By Cindie Alwood, executive director, Women’s Center of Greater Lansing
“But I’m a girl,” is often the response when talking with girls and even women about working in the skilled trades. Let’s change that to, “I’m a girl and I’m strong, skilled and trained to do this job!”
Many people don’t know what skilled trades are – they just think those jobs are dirty, involve heavy lifting and there will be men yelling obscenities all day. They’re not interested. But skilled trades are so much more than that, and they’re one of the only occupations where even apprentices make a living wage.

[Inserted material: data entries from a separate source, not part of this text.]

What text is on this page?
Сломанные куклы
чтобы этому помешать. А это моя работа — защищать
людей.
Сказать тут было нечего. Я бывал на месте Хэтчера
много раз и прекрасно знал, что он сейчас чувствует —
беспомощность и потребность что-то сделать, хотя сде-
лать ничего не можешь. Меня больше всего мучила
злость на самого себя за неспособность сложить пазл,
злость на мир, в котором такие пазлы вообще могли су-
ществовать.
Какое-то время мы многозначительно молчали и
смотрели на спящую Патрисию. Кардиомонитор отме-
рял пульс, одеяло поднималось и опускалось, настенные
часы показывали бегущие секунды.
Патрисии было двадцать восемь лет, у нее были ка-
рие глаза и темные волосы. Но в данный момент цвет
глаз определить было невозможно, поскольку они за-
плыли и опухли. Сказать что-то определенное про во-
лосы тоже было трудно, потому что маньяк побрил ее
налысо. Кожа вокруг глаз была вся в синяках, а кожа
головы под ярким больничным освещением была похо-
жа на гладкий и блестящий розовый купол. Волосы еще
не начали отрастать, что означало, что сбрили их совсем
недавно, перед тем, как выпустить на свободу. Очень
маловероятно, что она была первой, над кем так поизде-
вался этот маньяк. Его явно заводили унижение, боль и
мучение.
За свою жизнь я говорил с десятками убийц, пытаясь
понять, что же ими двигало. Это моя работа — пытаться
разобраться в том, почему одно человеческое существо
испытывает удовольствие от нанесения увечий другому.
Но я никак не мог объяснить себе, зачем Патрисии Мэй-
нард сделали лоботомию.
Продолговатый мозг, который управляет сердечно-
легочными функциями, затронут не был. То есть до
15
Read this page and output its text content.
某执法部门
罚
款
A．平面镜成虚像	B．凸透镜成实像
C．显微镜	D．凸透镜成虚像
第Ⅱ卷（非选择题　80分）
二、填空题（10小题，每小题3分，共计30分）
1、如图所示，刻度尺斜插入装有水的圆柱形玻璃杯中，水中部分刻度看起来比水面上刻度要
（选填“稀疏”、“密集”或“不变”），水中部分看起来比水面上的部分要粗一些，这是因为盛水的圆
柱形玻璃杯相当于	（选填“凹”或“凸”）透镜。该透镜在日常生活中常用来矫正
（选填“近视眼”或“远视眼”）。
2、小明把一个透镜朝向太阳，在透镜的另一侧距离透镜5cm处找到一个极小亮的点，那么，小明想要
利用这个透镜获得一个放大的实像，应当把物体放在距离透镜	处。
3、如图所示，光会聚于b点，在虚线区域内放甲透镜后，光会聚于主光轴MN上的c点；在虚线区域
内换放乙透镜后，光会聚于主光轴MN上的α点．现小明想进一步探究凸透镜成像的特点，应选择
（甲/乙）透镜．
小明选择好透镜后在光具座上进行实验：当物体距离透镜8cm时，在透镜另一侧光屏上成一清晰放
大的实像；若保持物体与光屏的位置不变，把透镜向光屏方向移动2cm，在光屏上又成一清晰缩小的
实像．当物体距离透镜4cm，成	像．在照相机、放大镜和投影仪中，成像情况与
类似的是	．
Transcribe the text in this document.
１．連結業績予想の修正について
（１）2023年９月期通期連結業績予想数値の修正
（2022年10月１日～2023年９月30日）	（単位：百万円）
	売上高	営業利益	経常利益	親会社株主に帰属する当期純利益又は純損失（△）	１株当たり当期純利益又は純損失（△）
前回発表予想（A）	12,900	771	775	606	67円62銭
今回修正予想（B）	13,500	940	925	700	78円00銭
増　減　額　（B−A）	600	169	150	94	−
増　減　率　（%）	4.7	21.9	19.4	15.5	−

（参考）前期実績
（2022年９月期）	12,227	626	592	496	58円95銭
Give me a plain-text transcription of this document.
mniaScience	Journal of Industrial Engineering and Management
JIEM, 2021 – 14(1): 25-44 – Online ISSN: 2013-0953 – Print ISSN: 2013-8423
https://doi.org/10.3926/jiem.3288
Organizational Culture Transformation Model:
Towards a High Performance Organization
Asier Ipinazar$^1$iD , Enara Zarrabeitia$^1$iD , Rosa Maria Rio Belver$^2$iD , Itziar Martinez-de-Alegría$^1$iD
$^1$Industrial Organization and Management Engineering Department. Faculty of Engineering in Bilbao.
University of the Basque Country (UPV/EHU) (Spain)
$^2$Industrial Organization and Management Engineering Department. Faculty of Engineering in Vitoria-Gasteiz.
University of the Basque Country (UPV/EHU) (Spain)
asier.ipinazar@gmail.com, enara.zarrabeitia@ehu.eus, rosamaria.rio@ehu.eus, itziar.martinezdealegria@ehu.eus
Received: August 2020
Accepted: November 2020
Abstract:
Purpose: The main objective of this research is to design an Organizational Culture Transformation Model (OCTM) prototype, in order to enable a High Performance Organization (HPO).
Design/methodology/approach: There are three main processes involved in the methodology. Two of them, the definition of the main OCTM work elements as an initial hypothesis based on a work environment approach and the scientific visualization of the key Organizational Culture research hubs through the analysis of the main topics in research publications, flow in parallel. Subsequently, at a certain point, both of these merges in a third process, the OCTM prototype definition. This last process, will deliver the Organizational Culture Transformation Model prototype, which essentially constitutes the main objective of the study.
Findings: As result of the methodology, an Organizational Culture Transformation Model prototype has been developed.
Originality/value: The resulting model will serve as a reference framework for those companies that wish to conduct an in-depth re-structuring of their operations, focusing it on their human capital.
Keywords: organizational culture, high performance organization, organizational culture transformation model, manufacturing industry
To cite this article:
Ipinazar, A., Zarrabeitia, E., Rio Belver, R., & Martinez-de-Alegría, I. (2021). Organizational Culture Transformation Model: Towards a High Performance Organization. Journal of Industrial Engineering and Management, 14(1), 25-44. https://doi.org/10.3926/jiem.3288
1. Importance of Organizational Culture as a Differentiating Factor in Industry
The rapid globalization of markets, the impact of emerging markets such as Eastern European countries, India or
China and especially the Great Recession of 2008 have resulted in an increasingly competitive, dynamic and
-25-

There is pay equity in the skilled trades. Women and men get paid the same wage for the same work. And, depending on the trade, it’s also one of the only occupations where there is always work available, and often there are shortages of qualified workers. You will rarely, if ever, be unemployed. Certain skilled trades are seeking women employees because of our work ethic, attention to detail, pride in our work and ability to be both a team player and work independently when necessary. Certain jobs in the electrical field require smaller hands and fine motor coordination. Technology is changing the way a lot of jobs are done, and that includes the skilled trades.
Being a female in a male-dominated industry is still intimidating for some women. The Women’s Center of Greater Lansing has partnered with Women in Skilled Trades (WIST). Together, we help meet the need for skilled trades workers and help women earn a living wage with benefits and a future retirement. WIST is an apprenticeship readiness program. When women graduate from the 13-week program they are ready to start an apprenticeship. All the necessary pre-requisites will have been completed during the program. Giving women the what they need to be successful in a skilled trade is more than providing steel-toed boots, a hard hat and sturdy gloves. In addition to the fundamentals of working in a skilled trade, the WIST program talks openly about sexual harassment on the job (and what to do about it to stay safe) and provides physical workout routines to build upper body and core strength.
One thing we have learned in our inaugural class is that work goes beyond the job site. The societal barriers women still face are present in any training program. Child care is expensive, and women are often the primary caregivers for their children. Transportation and housing must be stable for women to participate fully in the apprenticeship readiness program and their job. If we want to lend a hand and help the most underserved people in our community, we need to help overcome the barriers to achieving success. A living wage over time will pull a family out of poverty. Skilled trades offer that opportunity — if the industry is prepared to give women employees the same opportunities as it does men.
Cindie is a co-founder and executive director of the Women’s Center of Greater Lansing. She has spent her entire adult life working toward economic justice and access to high paying careers for women.